Kaleler içten teslim alınmaktadır ki en büyük kale insan beyni ve gönül dünyasıdır. Esir pazarlarında köleler bundan böyle fert fert değil de, bütün bir millet olarak topyekun alınıp satılmaktadırlar.

TÜRK MİLLİYETÇİLERİ VE ÜLKÜCÜ HAREKET MENSUPLARINA DÜŞEN EN BÜYÜK GÖREV;

Sömürgeci Batı âlemi ve onların içimizde ki uşaklarınca, Tanzimat’tan beriye geçen son 200 küsur yıl içinde Türk milletinin, zihin, gönül ve ruh dünyalarına takılmaya çalışılan ve adına kültür emperyalizmi denilen bu esaret zincirlerini kırarak, insanlarımızın zihin, gönül ve ruh dünyalarını, Yeseviler, Yunuslar, Mevlânalar, Hacı Bektaş veliler, Ziya Gökalpler, Atsızlar, Atatürkler ve Türkeşler gibi Türklük şuuru ve İslâm inancı ile yeniden fethetmek olmalıdır.

Ülkücü Türk gençliği, bu zamana kadar bunun mücadelesini vermiş ve bundan sonra da yılmadan, yıkılmadan ve hiçbir engel tanımadan, büyük bir iman, aşk ve dirayetle yoluna devam edecektir.

Ülkücüler;

Türk milletinin ayakta mert ve dik durmasını sağlayan omurgasıdır ve her ülkücü bu omurgada mübarek bir omurdur.

Ülkücüler;

Türk milletini her türlü saldırılara ve zararlı faaliyetlere karşı koruyan muazzam bir bağışıklık sistemidir ve her ülkücü bu bağışıklık sistemi içinde bir akyuvar görevini üstlenmiştir.

ÜLKÜCÜ BOZKURTLAR, TÜRK MİLLETİNE ALLAH’IN EN BÜYÜK HEDİYESİDİR (KIYMETİNİ BİLİP, NANKÖRLÜK ETMEYENLER İÇİN)

Bu kutsal mücâdele esnasında gücümüzün kaynağı, Allah’a olan yakınlığımız ve kulluk gereği kılacak olduğumuz namaz ve ibâdetlerimizin beraberinde Türklük şuuru ve de tarihin bizlere kazandırdığı tecrübelerimiz olacaktır.

BİLİNMELİDİR Kİ

Ülkücü davaya ve onun mensuplarına vurulan her darbe, yapılan her ihanet; Türk milletinin namusuna, varlığına, istikbâl ve istiklâline vurulmuş demektir.

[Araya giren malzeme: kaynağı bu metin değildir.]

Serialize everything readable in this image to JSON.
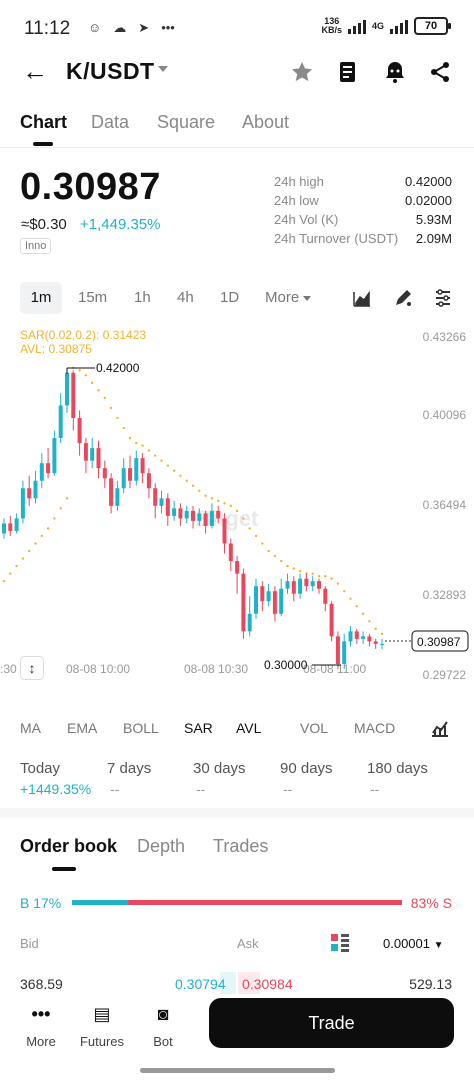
{
  "status_bar": {
    "time": "11:12",
    "net_speed_value": "136",
    "net_speed_unit": "KB/s",
    "network": "4G",
    "battery": "70"
  },
  "header": {
    "pair": "K/USDT",
    "icons": [
      "back-arrow-icon",
      "star-icon",
      "note-icon",
      "bell-icon",
      "share-icon"
    ]
  },
  "tabs": [
    "Chart",
    "Data",
    "Square",
    "About"
  ],
  "price": {
    "last": "0.30987",
    "usd": "≈$0.30",
    "change": "+1,449.35%",
    "tag": "Inno"
  },
  "stats": [
    {
      "label": "24h high",
      "value": "0.42000"
    },
    {
      "label": "24h low",
      "value": "0.02000"
    },
    {
      "label": "24h Vol (K)",
      "value": "5.93M"
    },
    {
      "label": "24h Turnover (USDT)",
      "value": "2.09M"
    }
  ],
  "intervals": [
    "1m",
    "15m",
    "1h",
    "4h",
    "1D",
    "More"
  ],
  "chart_data": {
    "type": "candlestick",
    "indicator_sar": "SAR(0.02,0.2): 0.31423",
    "indicator_avl": "AVL: 0.30875",
    "watermark": "Bitget",
    "y_ticks": [
      "0.43266",
      "0.40096",
      "0.36494",
      "0.32893",
      "0.29722"
    ],
    "x_ticks": [
      ":30",
      "08-08 10:00",
      "08-08 10:30",
      "08-08 11:00"
    ],
    "ylim": [
      0.29722,
      0.43266
    ],
    "high_label": "0.42000",
    "low_label": "0.30000",
    "last_price_label": "0.30987",
    "candles": [
      {
        "o": 0.354,
        "c": 0.358,
        "h": 0.36,
        "l": 0.352
      },
      {
        "o": 0.358,
        "c": 0.355,
        "h": 0.361,
        "l": 0.353
      },
      {
        "o": 0.355,
        "c": 0.36,
        "h": 0.362,
        "l": 0.354
      },
      {
        "o": 0.36,
        "c": 0.372,
        "h": 0.375,
        "l": 0.358
      },
      {
        "o": 0.372,
        "c": 0.368,
        "h": 0.377,
        "l": 0.365
      },
      {
        "o": 0.368,
        "c": 0.375,
        "h": 0.379,
        "l": 0.366
      },
      {
        "o": 0.375,
        "c": 0.382,
        "h": 0.386,
        "l": 0.372
      },
      {
        "o": 0.382,
        "c": 0.378,
        "h": 0.388,
        "l": 0.376
      },
      {
        "o": 0.378,
        "c": 0.392,
        "h": 0.395,
        "l": 0.377
      },
      {
        "o": 0.392,
        "c": 0.405,
        "h": 0.41,
        "l": 0.39
      },
      {
        "o": 0.405,
        "c": 0.418,
        "h": 0.42,
        "l": 0.402
      },
      {
        "o": 0.418,
        "c": 0.4,
        "h": 0.419,
        "l": 0.395
      },
      {
        "o": 0.4,
        "c": 0.39,
        "h": 0.403,
        "l": 0.385
      },
      {
        "o": 0.39,
        "c": 0.383,
        "h": 0.392,
        "l": 0.378
      },
      {
        "o": 0.383,
        "c": 0.388,
        "h": 0.392,
        "l": 0.38
      },
      {
        "o": 0.388,
        "c": 0.38,
        "h": 0.391,
        "l": 0.376
      },
      {
        "o": 0.38,
        "c": 0.376,
        "h": 0.383,
        "l": 0.372
      },
      {
        "o": 0.376,
        "c": 0.365,
        "h": 0.378,
        "l": 0.362
      },
      {
        "o": 0.365,
        "c": 0.372,
        "h": 0.375,
        "l": 0.363
      },
      {
        "o": 0.372,
        "c": 0.38,
        "h": 0.384,
        "l": 0.37
      },
      {
        "o": 0.38,
        "c": 0.375,
        "h": 0.385,
        "l": 0.372
      },
      {
        "o": 0.375,
        "c": 0.384,
        "h": 0.387,
        "l": 0.373
      },
      {
        "o": 0.384,
        "c": 0.378,
        "h": 0.386,
        "l": 0.374
      },
      {
        "o": 0.378,
        "c": 0.372,
        "h": 0.38,
        "l": 0.368
      },
      {
        "o": 0.372,
        "c": 0.365,
        "h": 0.374,
        "l": 0.36
      },
      {
        "o": 0.365,
        "c": 0.368,
        "h": 0.371,
        "l": 0.362
      },
      {
        "o": 0.368,
        "c": 0.361,
        "h": 0.37,
        "l": 0.357
      },
      {
        "o": 0.361,
        "c": 0.364,
        "h": 0.367,
        "l": 0.359
      },
      {
        "o": 0.364,
        "c": 0.36,
        "h": 0.366,
        "l": 0.357
      },
      {
        "o": 0.36,
        "c": 0.363,
        "h": 0.365,
        "l": 0.358
      },
      {
        "o": 0.363,
        "c": 0.359,
        "h": 0.365,
        "l": 0.356
      },
      {
        "o": 0.359,
        "c": 0.362,
        "h": 0.364,
        "l": 0.357
      },
      {
        "o": 0.362,
        "c": 0.357,
        "h": 0.363,
        "l": 0.354
      },
      {
        "o": 0.357,
        "c": 0.363,
        "h": 0.366,
        "l": 0.356
      },
      {
        "o": 0.363,
        "c": 0.36,
        "h": 0.365,
        "l": 0.358
      },
      {
        "o": 0.36,
        "c": 0.35,
        "h": 0.362,
        "l": 0.346
      },
      {
        "o": 0.35,
        "c": 0.343,
        "h": 0.352,
        "l": 0.339
      },
      {
        "o": 0.343,
        "c": 0.338,
        "h": 0.345,
        "l": 0.33
      },
      {
        "o": 0.338,
        "c": 0.315,
        "h": 0.34,
        "l": 0.312
      },
      {
        "o": 0.315,
        "c": 0.322,
        "h": 0.329,
        "l": 0.313
      },
      {
        "o": 0.322,
        "c": 0.333,
        "h": 0.336,
        "l": 0.32
      },
      {
        "o": 0.333,
        "c": 0.327,
        "h": 0.335,
        "l": 0.323
      },
      {
        "o": 0.327,
        "c": 0.331,
        "h": 0.334,
        "l": 0.325
      },
      {
        "o": 0.331,
        "c": 0.322,
        "h": 0.333,
        "l": 0.319
      },
      {
        "o": 0.322,
        "c": 0.332,
        "h": 0.336,
        "l": 0.321
      },
      {
        "o": 0.332,
        "c": 0.335,
        "h": 0.338,
        "l": 0.33
      },
      {
        "o": 0.335,
        "c": 0.33,
        "h": 0.337,
        "l": 0.327
      },
      {
        "o": 0.33,
        "c": 0.336,
        "h": 0.338,
        "l": 0.328
      },
      {
        "o": 0.336,
        "c": 0.333,
        "h": 0.338,
        "l": 0.331
      },
      {
        "o": 0.333,
        "c": 0.335,
        "h": 0.337,
        "l": 0.331
      },
      {
        "o": 0.335,
        "c": 0.332,
        "h": 0.336,
        "l": 0.33
      },
      {
        "o": 0.332,
        "c": 0.326,
        "h": 0.333,
        "l": 0.323
      },
      {
        "o": 0.326,
        "c": 0.313,
        "h": 0.327,
        "l": 0.311
      },
      {
        "o": 0.313,
        "c": 0.302,
        "h": 0.315,
        "l": 0.3
      },
      {
        "o": 0.302,
        "c": 0.311,
        "h": 0.314,
        "l": 0.3
      },
      {
        "o": 0.311,
        "c": 0.315,
        "h": 0.317,
        "l": 0.309
      },
      {
        "o": 0.315,
        "c": 0.312,
        "h": 0.316,
        "l": 0.31
      },
      {
        "o": 0.312,
        "c": 0.313,
        "h": 0.315,
        "l": 0.31
      },
      {
        "o": 0.313,
        "c": 0.311,
        "h": 0.314,
        "l": 0.309
      },
      {
        "o": 0.311,
        "c": 0.31,
        "h": 0.312,
        "l": 0.308
      },
      {
        "o": 0.31,
        "c": 0.31,
        "h": 0.312,
        "l": 0.308
      }
    ],
    "sar": [
      0.335,
      0.338,
      0.341,
      0.344,
      0.347,
      0.35,
      0.353,
      0.356,
      0.36,
      0.364,
      0.368,
      0.42,
      0.419,
      0.417,
      0.414,
      0.411,
      0.408,
      0.404,
      0.4,
      0.396,
      0.392,
      0.39,
      0.389,
      0.387,
      0.385,
      0.383,
      0.381,
      0.379,
      0.377,
      0.375,
      0.373,
      0.371,
      0.369,
      0.368,
      0.367,
      0.366,
      0.365,
      0.363,
      0.36,
      0.356,
      0.353,
      0.35,
      0.347,
      0.345,
      0.343,
      0.341,
      0.34,
      0.339,
      0.338,
      0.338,
      0.337,
      0.337,
      0.336,
      0.334,
      0.331,
      0.328,
      0.325,
      0.322,
      0.319,
      0.316,
      0.314
    ]
  },
  "indicators": [
    "MA",
    "EMA",
    "BOLL",
    "SAR",
    "AVL",
    "VOL",
    "MACD"
  ],
  "periods": [
    {
      "label": "Today",
      "value": "+1449.35%"
    },
    {
      "label": "7 days",
      "value": "--"
    },
    {
      "label": "30 days",
      "value": "--"
    },
    {
      "label": "90 days",
      "value": "--"
    },
    {
      "label": "180 days",
      "value": "--"
    }
  ],
  "orderbook": {
    "tabs": [
      "Order book",
      "Depth",
      "Trades"
    ],
    "buy_ratio": "B 17%",
    "sell_ratio": "83% S",
    "buy_fraction": 0.17,
    "bid_label": "Bid",
    "ask_label": "Ask",
    "precision": "0.00001",
    "rows": [
      {
        "bid_qty": "368.59",
        "bid": "0.30794",
        "ask": "0.30984",
        "ask_qty": "529.13"
      }
    ]
  },
  "bottom_nav": [
    {
      "label": "More",
      "icon": "dots-icon"
    },
    {
      "label": "Futures",
      "icon": "futures-icon"
    },
    {
      "label": "Bot",
      "icon": "bot-icon"
    }
  ],
  "trade_button": "Trade",
  "colors": {
    "up": "#1fb3c8",
    "down": "#e8475e",
    "sar": "#f0b429",
    "avl": "#f0b429"
  }
}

Bu darbelerin en tehlikeli ve öldürücü olanı ise; içteki bir takım sinsilerin vurduğu darbelerdir!

BİR ZAMANLAR CENNETİN BİR YOLU DA ÜLKÜ OCAKLARINDAN GEÇERDİ AMA BİRİLERİ BUGÜN OCAKLARDAN CENNETE GİDEN BU YOLUN YÖNÜNÜ SARAYIN CEHENNEMİNE YÖNLENDİRMEK İÇİN GÜN 24 SAAT MESÂİ HÂLİNDELER!